VBA scripts created in a scheduling contract position to predict the manpower for welding fabrication shop in Florida. The data used for this analysis is not shared to protect the privacy of the company.
The initial problem was the welding fabrication shop I working at was using a lot of overtime to finish projects on the time. The company was wondering why so much overtime was being used to complete jobs.
One of main problems for answering this question with data was there was no clean data to analyze. The company had been keeping timesheets for projects at least five years back in PDFs, but did not engineer the data to analyzed in software like Excel. In order to solve the problem, I needed to do the following steps.
-
Teach myself VBA. Up to this point most of my programming background was in Python. However, the IT department did not grant me the license to use Python. So, I was forced to adapt and learn VBA for Microsoft Excel instead.
-
Create a VBA scripts to travel the company’s server and sequentially download thousands of timesheets PDFs individually.
-
Once the timesheets were downloaded, I needed to sequentially go through them to extract the information I needed for my analysis and combine it into one file
-
With data extracted, cleaned and combined I could finally begin my analysis
After exploring the data with a sample size 609 working days from 01/02/2013 to 12/31/2014 , the analysis showed the fabrication shop had two problems.
- They were getting bottlenecked in the welding phase of the shop.
- Because they were behind on one project, they had to use overtime to catch on the next one. This was a snowball effect on all projects.
Many potential solutions were discussed like using technology to improve the efficiency of welding.

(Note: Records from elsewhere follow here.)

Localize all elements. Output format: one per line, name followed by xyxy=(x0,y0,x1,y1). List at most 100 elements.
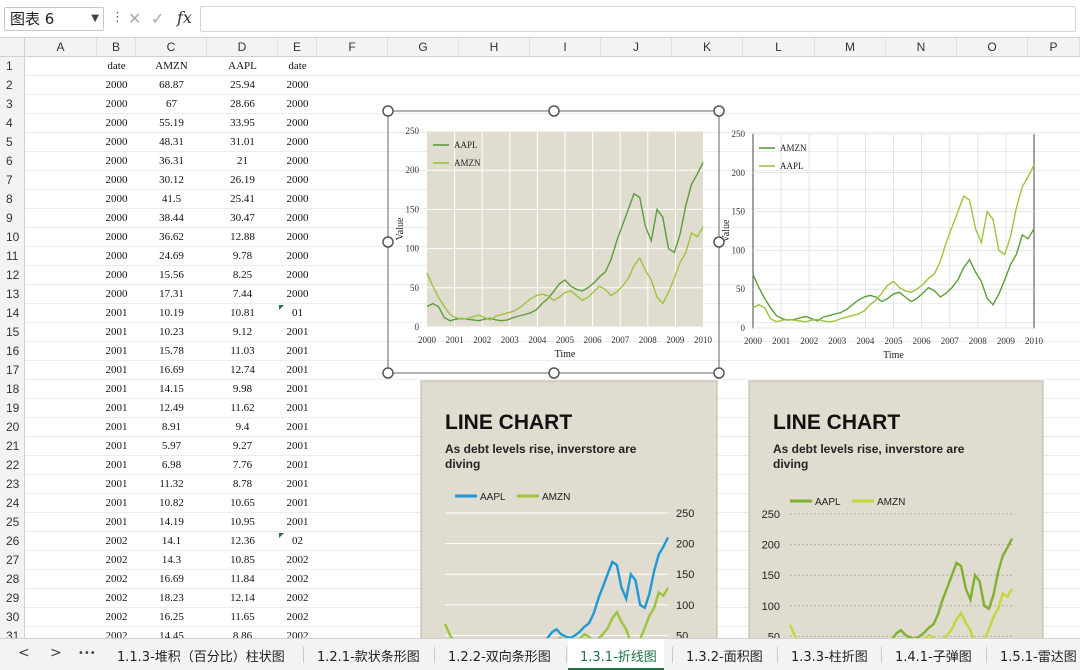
table-cell[interactable]: 12.74 xyxy=(207,361,278,380)
column-header-k[interactable]: K xyxy=(672,38,743,57)
table-cell[interactable]: 2001 xyxy=(278,437,317,456)
select-all-corner[interactable] xyxy=(0,38,25,57)
table-cell[interactable]: 7.44 xyxy=(207,285,278,304)
row-header[interactable]: 8 xyxy=(0,190,25,209)
table-cell[interactable]: 33.95 xyxy=(207,114,278,133)
table-cell[interactable]: 2001 xyxy=(97,475,136,494)
table-cell[interactable]: 12.88 xyxy=(207,228,278,247)
table-cell[interactable]: 36.31 xyxy=(136,152,207,171)
row-header[interactable]: 18 xyxy=(0,380,25,399)
table-cell[interactable]: 14.45 xyxy=(136,627,207,638)
table-cell[interactable]: 2001 xyxy=(97,418,136,437)
table-cell[interactable]: 2001 xyxy=(278,323,317,342)
table-cell[interactable]: 30.12 xyxy=(136,171,207,190)
name-box[interactable]: 图表 6 ▼ xyxy=(4,7,104,31)
table-cell[interactable]: 2001 xyxy=(97,342,136,361)
table-cell[interactable]: 9.78 xyxy=(207,247,278,266)
table-cell[interactable]: AAPL xyxy=(207,57,278,76)
table-cell[interactable]: 2002 xyxy=(278,608,317,627)
row-header[interactable]: 19 xyxy=(0,399,25,418)
table-cell[interactable]: 2000 xyxy=(278,95,317,114)
insert-function-icon[interactable]: fx xyxy=(177,8,192,27)
column-header-j[interactable]: J xyxy=(601,38,672,57)
cancel-icon[interactable]: ✕ xyxy=(128,9,141,28)
table-cell[interactable]: 2001 xyxy=(97,437,136,456)
table-cell[interactable]: 31.01 xyxy=(207,133,278,152)
table-cell[interactable]: 14.1 xyxy=(136,532,207,551)
sheet-tab[interactable]: 1.3.1-折线图 xyxy=(580,646,657,665)
row-header[interactable]: 3 xyxy=(0,95,25,114)
table-cell[interactable]: 36.62 xyxy=(136,228,207,247)
column-header-o[interactable]: O xyxy=(957,38,1028,57)
table-cell[interactable]: 11.32 xyxy=(136,475,207,494)
row-header[interactable]: 16 xyxy=(0,342,25,361)
table-cell[interactable]: 2001 xyxy=(278,494,317,513)
row-header[interactable]: 24 xyxy=(0,494,25,513)
table-cell[interactable]: 25.41 xyxy=(207,190,278,209)
table-cell[interactable]: 6.98 xyxy=(136,456,207,475)
table-cell[interactable]: 2002 xyxy=(278,627,317,638)
table-cell[interactable]: 2000 xyxy=(97,76,136,95)
column-header-l[interactable]: L xyxy=(743,38,815,57)
table-cell[interactable]: 10.65 xyxy=(207,494,278,513)
table-cell[interactable]: 2001 xyxy=(97,456,136,475)
table-cell[interactable]: 12.49 xyxy=(136,399,207,418)
error-indicator-icon[interactable] xyxy=(279,533,284,538)
table-cell[interactable]: 2000 xyxy=(97,171,136,190)
table-cell[interactable]: 10.82 xyxy=(136,494,207,513)
row-header[interactable]: 17 xyxy=(0,361,25,380)
table-cell[interactable]: 2000 xyxy=(97,228,136,247)
table-cell[interactable]: 2000 xyxy=(97,285,136,304)
table-cell[interactable]: 11.62 xyxy=(207,399,278,418)
table-cell[interactable]: 38.44 xyxy=(136,209,207,228)
table-cell[interactable]: 2001 xyxy=(97,399,136,418)
column-header-f[interactable]: F xyxy=(317,38,388,57)
table-cell[interactable]: 15.56 xyxy=(136,266,207,285)
table-cell[interactable]: 8.78 xyxy=(207,475,278,494)
table-cell[interactable]: 17.31 xyxy=(136,285,207,304)
table-cell[interactable]: 68.87 xyxy=(136,76,207,95)
more-tabs-icon[interactable]: ••• xyxy=(78,648,96,659)
table-cell[interactable]: 2002 xyxy=(97,532,136,551)
table-cell[interactable]: 2002 xyxy=(97,608,136,627)
column-header-a[interactable]: A xyxy=(25,38,97,57)
table-cell[interactable]: 21 xyxy=(207,152,278,171)
table-cell[interactable]: 2001 xyxy=(278,418,317,437)
table-cell[interactable]: 11.03 xyxy=(207,342,278,361)
table-cell[interactable]: 2001 xyxy=(278,456,317,475)
row-header[interactable]: 31 xyxy=(0,627,25,638)
table-cell[interactable]: 26.19 xyxy=(207,171,278,190)
sheet-tab[interactable]: 1.2.2-双向条形图 xyxy=(448,646,551,665)
table-cell[interactable]: 15.78 xyxy=(136,342,207,361)
row-header[interactable]: 13 xyxy=(0,285,25,304)
table-cell[interactable]: 14.19 xyxy=(136,513,207,532)
table-cell[interactable]: 2000 xyxy=(278,114,317,133)
sheet-tab[interactable]: 1.3.3-柱折图 xyxy=(791,646,868,665)
table-cell[interactable]: 48.31 xyxy=(136,133,207,152)
table-cell[interactable]: 2000 xyxy=(97,114,136,133)
table-cell[interactable]: 7.76 xyxy=(207,456,278,475)
table-cell[interactable]: 2000 xyxy=(97,247,136,266)
table-cell[interactable]: 2000 xyxy=(278,228,317,247)
row-header[interactable]: 28 xyxy=(0,570,25,589)
tab-next-icon[interactable]: > xyxy=(50,645,62,661)
table-cell[interactable]: 24.69 xyxy=(136,247,207,266)
table-cell[interactable]: 2000 xyxy=(278,190,317,209)
row-header[interactable]: 1 xyxy=(0,57,25,76)
table-cell[interactable]: 2001 xyxy=(97,513,136,532)
row-header[interactable]: 20 xyxy=(0,418,25,437)
table-cell[interactable]: 16.25 xyxy=(136,608,207,627)
row-header[interactable]: 23 xyxy=(0,475,25,494)
column-header-h[interactable]: H xyxy=(459,38,530,57)
table-cell[interactable]: 67 xyxy=(136,95,207,114)
table-cell[interactable]: 18.23 xyxy=(136,589,207,608)
table-cell[interactable]: 10.19 xyxy=(136,304,207,323)
sheet-tab[interactable]: 1.5.1-雷达图 xyxy=(1000,646,1077,665)
table-cell[interactable]: 2000 xyxy=(97,95,136,114)
row-header[interactable]: 25 xyxy=(0,513,25,532)
row-header[interactable]: 21 xyxy=(0,437,25,456)
sheet-tab[interactable]: 1.2.1-款状条形图 xyxy=(317,646,420,665)
table-cell[interactable]: 2002 xyxy=(278,551,317,570)
error-indicator-icon[interactable] xyxy=(279,305,284,310)
table-cell[interactable]: 2001 xyxy=(97,494,136,513)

Another possible solution was to add more space and welders to alleviate the bottleneck. One perspective I took was trying to predict how much manpower would be needed in order to meet demand based off historical performance. This ended up being a rather simple machine learning model. Using linear regression, I was able to train a linear regression model on historical data to predict with roughly 90% accuracy how much manpower overall would be needed in the fabrication shop based on the number of concurrent projects.
Looking back, I realize my linegar regression my prediction was only done on training data and not sample data. It is likely not as accurate as I predicted. Also most of the data came from projects working at one company with a lot of routine work. During my tenure the company was trying diversify their project portfolio. It is likely in the future that linear regression model will not be as accurate predicting the new type of work. I also did not generate a good hypothesis to test against at the very beginning of analysis. As my analysis went on I changed the hypothesis to match the data. I also assumed that space was not a problem in the fabrication shop. While it may seem possible to scale up to 150 workers to meet demand, in reality the fabrication shop does not have enough space or tools for 150 workers. If the shop were to scale up to 150 workers, it is likely the new workers would not be as productive as the current workers either. The model does not account for that.
Unfortunately, I was not able to expand on my linear regression model as a new job opportunity came up. However, this was great experience for me to learn how to extract, clean and combine data for analysis. I got explore the data in a lot of different ways like heat maps and used statistical methods to evaluate the correlation of certain variables. The most important lesson I learned was to focus on the business problem and frame it in a testable hypothesis.